Somente com a Constituição Federal de 1988 o país começou a firmar, de maneira mais evidente, um projeto de civilização baseado nos direitos fundamentais, na dignidade humana e na valorização da diversidade cultural. A denominada “Constituição Cidadã” permanece, até o presente, como o principal símbolo de compromisso com a edificações de uma ordem jurídica democrática.
- O Direito como agente de civilização
O Direito, enquanto sistema normativo, não serve apenas como uma ferramenta de controle social. Ele cataloga valores, organiza o poder, reconhece direitos e define limites à arbitrariedade.

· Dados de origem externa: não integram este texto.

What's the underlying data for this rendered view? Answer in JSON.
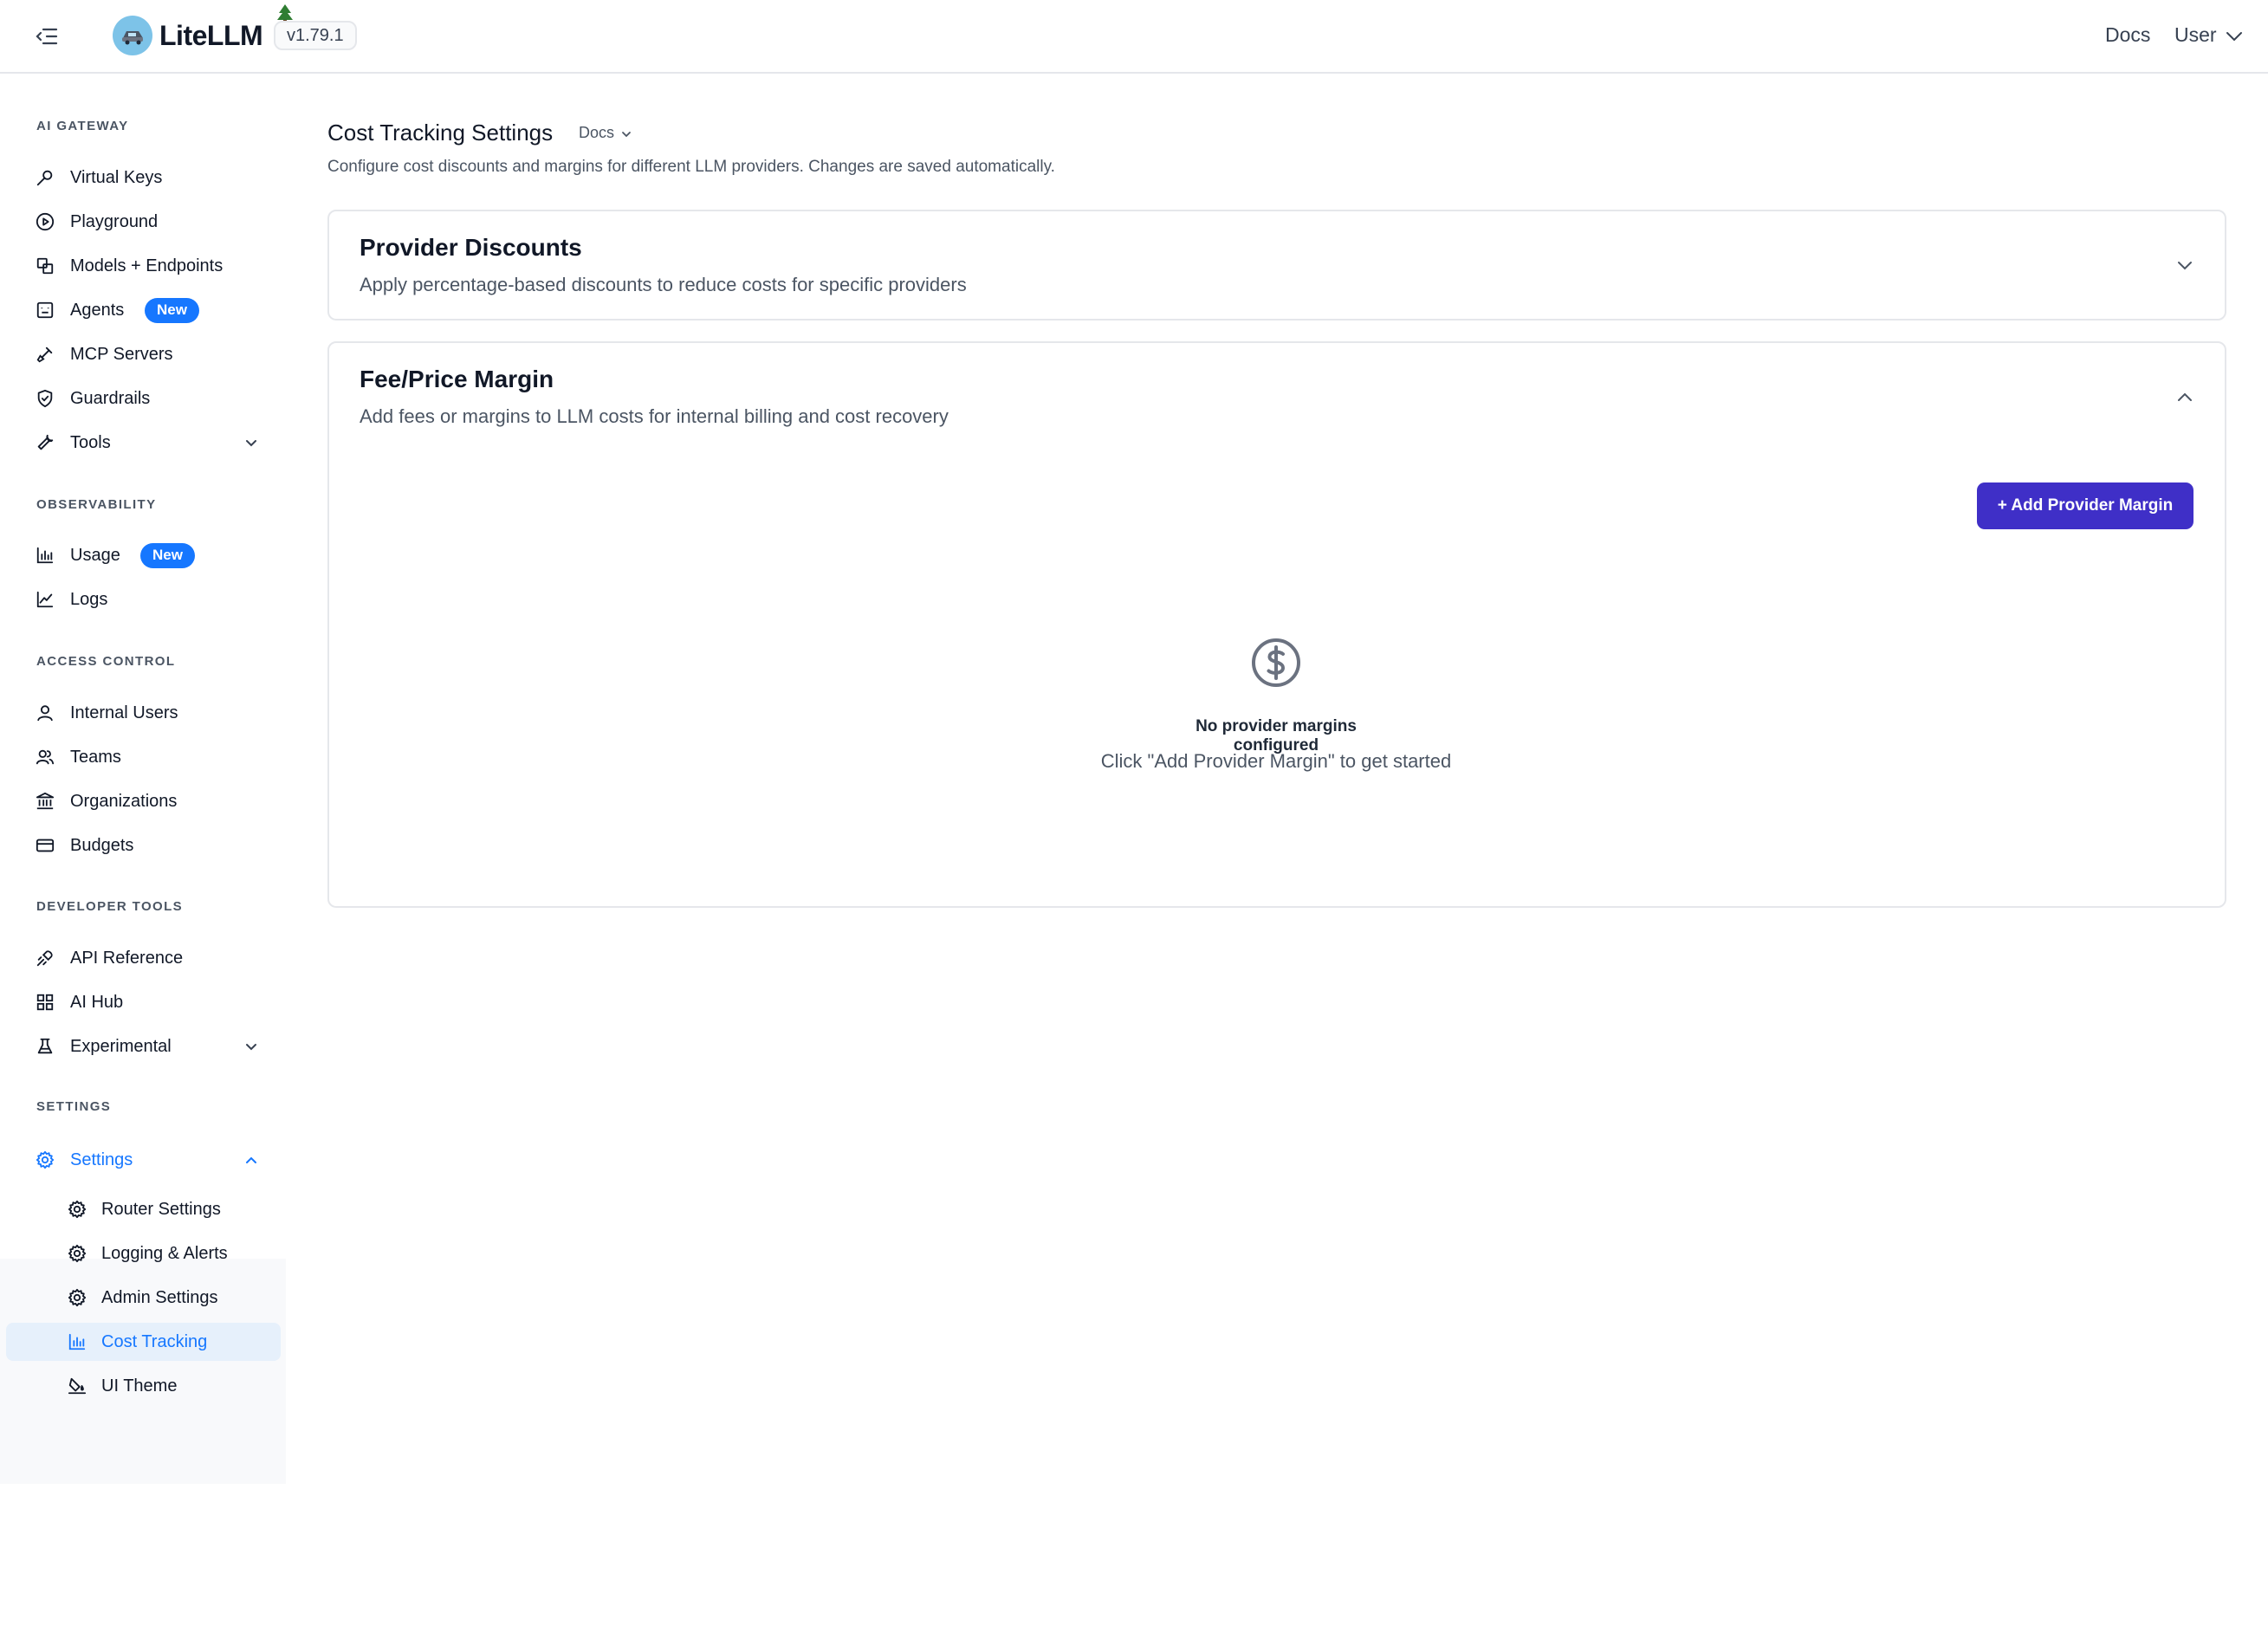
{
  "topbar": {
    "app_name": "LiteLLM",
    "version": "v1.79.1",
    "docs_label": "Docs",
    "user_label": "User"
  },
  "sidebar": {
    "sections": {
      "ai_gateway": "AI GATEWAY",
      "observability": "OBSERVABILITY",
      "access_control": "ACCESS CONTROL",
      "developer_tools": "DEVELOPER TOOLS",
      "settings": "SETTINGS"
    },
    "items": {
      "virtual_keys": "Virtual Keys",
      "playground": "Playground",
      "models_endpoints": "Models + Endpoints",
      "agents": "Agents",
      "mcp_servers": "MCP Servers",
      "guardrails": "Guardrails",
      "tools": "Tools",
      "usage": "Usage",
      "logs": "Logs",
      "internal_users": "Internal Users",
      "teams": "Teams",
      "organizations": "Organizations",
      "budgets": "Budgets",
      "api_reference": "API Reference",
      "ai_hub": "AI Hub",
      "experimental": "Experimental",
      "settings": "Settings"
    },
    "badges": {
      "agents": "New",
      "usage": "New"
    },
    "settings_submenu": {
      "router_settings": "Router Settings",
      "logging_alerts": "Logging & Alerts",
      "admin_settings": "Admin Settings",
      "cost_tracking": "Cost Tracking",
      "ui_theme": "UI Theme"
    }
  },
  "main": {
    "title": "Cost Tracking Settings",
    "docs_label": "Docs",
    "description": "Configure cost discounts and margins for different LLM providers. Changes are saved automatically.",
    "provider_discounts": {
      "title": "Provider Discounts",
      "subtitle": "Apply percentage-based discounts to reduce costs for specific providers",
      "expanded": false
    },
    "fee_margin": {
      "title": "Fee/Price Margin",
      "subtitle": "Add fees or margins to LLM costs for internal billing and cost recovery",
      "expanded": true,
      "add_button": "+ Add Provider Margin",
      "empty_title": "No provider margins configured",
      "empty_subtitle": "Click \"Add Provider Margin\" to get started",
      "empty_icon": "dollar-circle-icon"
    }
  },
  "colors": {
    "accent_blue": "#1677ff",
    "primary_button": "#3f2fc7",
    "selected_bg": "#e6f0fb"
  }
}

Em sociedades democráticas, o Direito é uma ferramenta de pacificação e mudança, atuando como a base da civilização.
Na visão dos direitos — civis, políticos, sociais, econômicos e culturais — emerge a concepção de justiça e humanidade. Deste modo, a formação jurídica não deve se restringir a um mero caráter técnico ou dogmático. É necessário que seja crítica, integrada entre disciplinas e alinhada com os princípios constitucionais, o Estado Democrático de Direito e os direitos humanos. O preparo de juristas cientes de sua função social é essencial para a preservação da ordem civilizatória.

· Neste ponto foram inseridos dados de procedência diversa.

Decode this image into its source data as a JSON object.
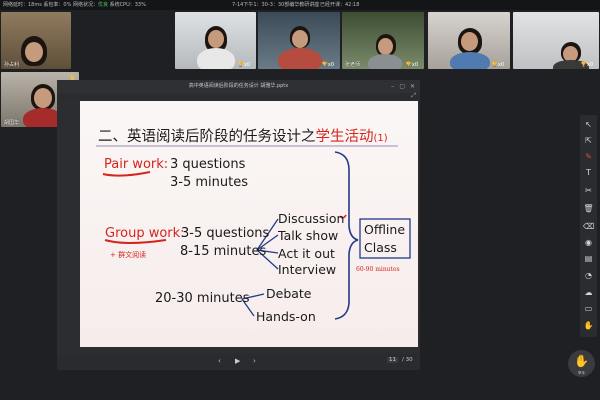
{
  "status": {
    "left": "网络延时：18ms 丢包率：0% 网络状况：",
    "network_quality": "优良",
    "cpu": "系统CPU：33%",
    "center": "7-14下午1：30-3：30部编华教研讲座",
    "recording": "已经开课：42:18"
  },
  "participants": [
    {
      "name": "孙占利",
      "badge": ""
    },
    {
      "name": "",
      "badge": "x0"
    },
    {
      "name": "",
      "badge": "x0"
    },
    {
      "name": "张老师",
      "badge": "x0"
    },
    {
      "name": "",
      "badge": "x0"
    },
    {
      "name": "",
      "badge": "x0"
    },
    {
      "name": "",
      "badge": "x0"
    }
  ],
  "host": {
    "name": "胡国华",
    "badge": "x0"
  },
  "presentation": {
    "window_title": "高中英语阅读后阶段的任务设计 胡雅华.pptx",
    "page_current": "11",
    "page_total": "/ 30"
  },
  "slide": {
    "title_prefix": "二、英语阅读后阶段的任务设计之",
    "title_highlight": "学生活动",
    "title_suffix": "(1)",
    "pair_work_label": "Pair work:",
    "pair_questions": "3 questions",
    "pair_minutes": "3-5 minutes",
    "group_work_label": "Group work:",
    "group_questions": "3-5 questions",
    "group_minutes": "8-15 minutes",
    "group_note": "+ 群文阅读",
    "activities": [
      "Discussion",
      "Talk show",
      "Act it out",
      "Interview"
    ],
    "offline_class": [
      "Offline",
      "Class"
    ],
    "offline_minutes": "60-90 minutes",
    "long_minutes": "20-30 minutes",
    "long_activities": [
      "Debate",
      "Hands-on"
    ]
  },
  "raise_hand_label": "举手"
}
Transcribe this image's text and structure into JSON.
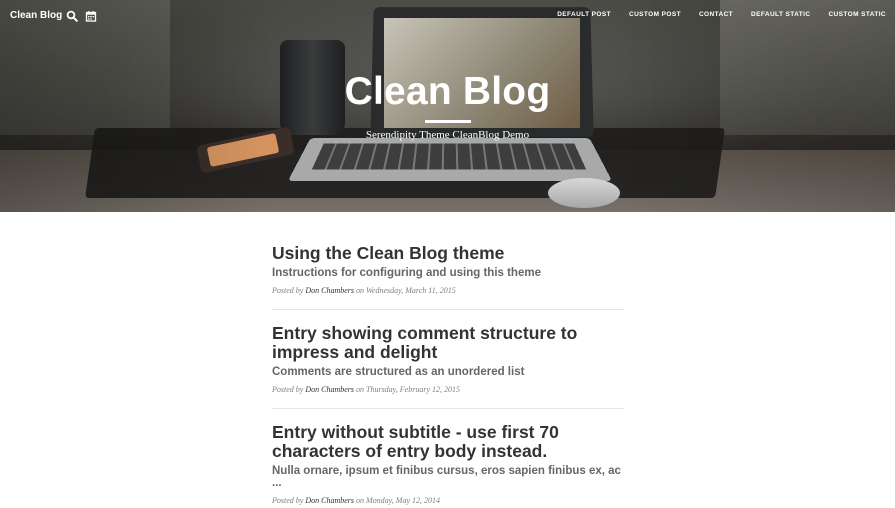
{
  "navbar": {
    "brand": "Clean Blog",
    "links": [
      "DEFAULT POST",
      "CUSTOM POST",
      "CONTACT",
      "DEFAULT STATIC",
      "CUSTOM STATIC"
    ]
  },
  "header": {
    "title": "Clean Blog",
    "subtitle": "Serendipity Theme CleanBlog Demo"
  },
  "posts": [
    {
      "title": "Using the Clean Blog theme",
      "subtitle": "Instructions for configuring and using this theme",
      "posted_by": "Posted by",
      "author": "Don Chambers",
      "on": "on",
      "date": "Wednesday, March 11, 2015"
    },
    {
      "title": "Entry showing comment structure to impress and delight",
      "subtitle": "Comments are structured as an unordered list",
      "posted_by": "Posted by",
      "author": "Don Chambers",
      "on": "on",
      "date": "Thursday, February 12, 2015"
    },
    {
      "title": "Entry without subtitle - use first 70 characters of entry body instead.",
      "subtitle": "Nulla ornare, ipsum et finibus cursus, eros sapien finibus ex, ac ...",
      "posted_by": "Posted by",
      "author": "Don Chambers",
      "on": "on",
      "date": "Monday, May 12, 2014"
    }
  ]
}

- Cultura e humanidades: a essência da civilização
A cultura representa a dimensão simbólica da civilização. Sem ela, sobraria apenas a concretude das construções, das regras e das instituições. Através da cultura, a sociedade revela seus valores, suas dores, seus sonhos e sua identidade. A música popular brasileira, a obra literária de Machado de Assis, Guimarães Rosa ou Carolina de Jesus, o teatro de Plínio Marcos e a filosofia de Paulo Freire, por exemplo, são cruciais para a representação do Brasil profundo, da resistência e da valorização da dignidade.
As humanidades — como filosofia, história, sociologia, antropologia e artes — oferecem as ferramentas teóricas e metodológicas para entender criticamente a realidade. Elas permitem ao indivíduo desenvolver empatia, reflexão ética, análise de poder, entendimento das desigualdades e busca da justiça. Quando os profissionais do Direito e da administração pública desprezam esses conhecimentos, eles diminuem sua capacidade de perceber os contextos humanos e históricos em que atuam.
- O risco do tecnicismo desumanizador
Nos anos recentes, tem-se observado um crescimento do tecnicismo desumanizador e do pragmatismo político que ignora o saber das ciências humanas. Esse fenômeno não resulta apenas da falta de conhecimento, mas de uma estratégia de poder que busca desmantelar a consciência crítica e transformar a educação em formação de mão de obra obediente.
O Direito, quando aplicado sem valores, pode tornar-se um instrumento de injustiça. A história do Brasil e do mundo está cheia de exemplos onde leis foram utilizadas para institucionalizar a opressão — como nas normas raciais do apartheid ou na legalização da tortura em regimes autoritários. Portanto, é fundamental que o Direito esteja fundamentado em princípios éticos, filosóficos e históricos.
Desconsiderar isso é desproteger a população contra os abusos de autoridade, enfraquecer o ideal de justiça e, acima de tudo, promover uma sociedade fria, fragmentada e autoritária.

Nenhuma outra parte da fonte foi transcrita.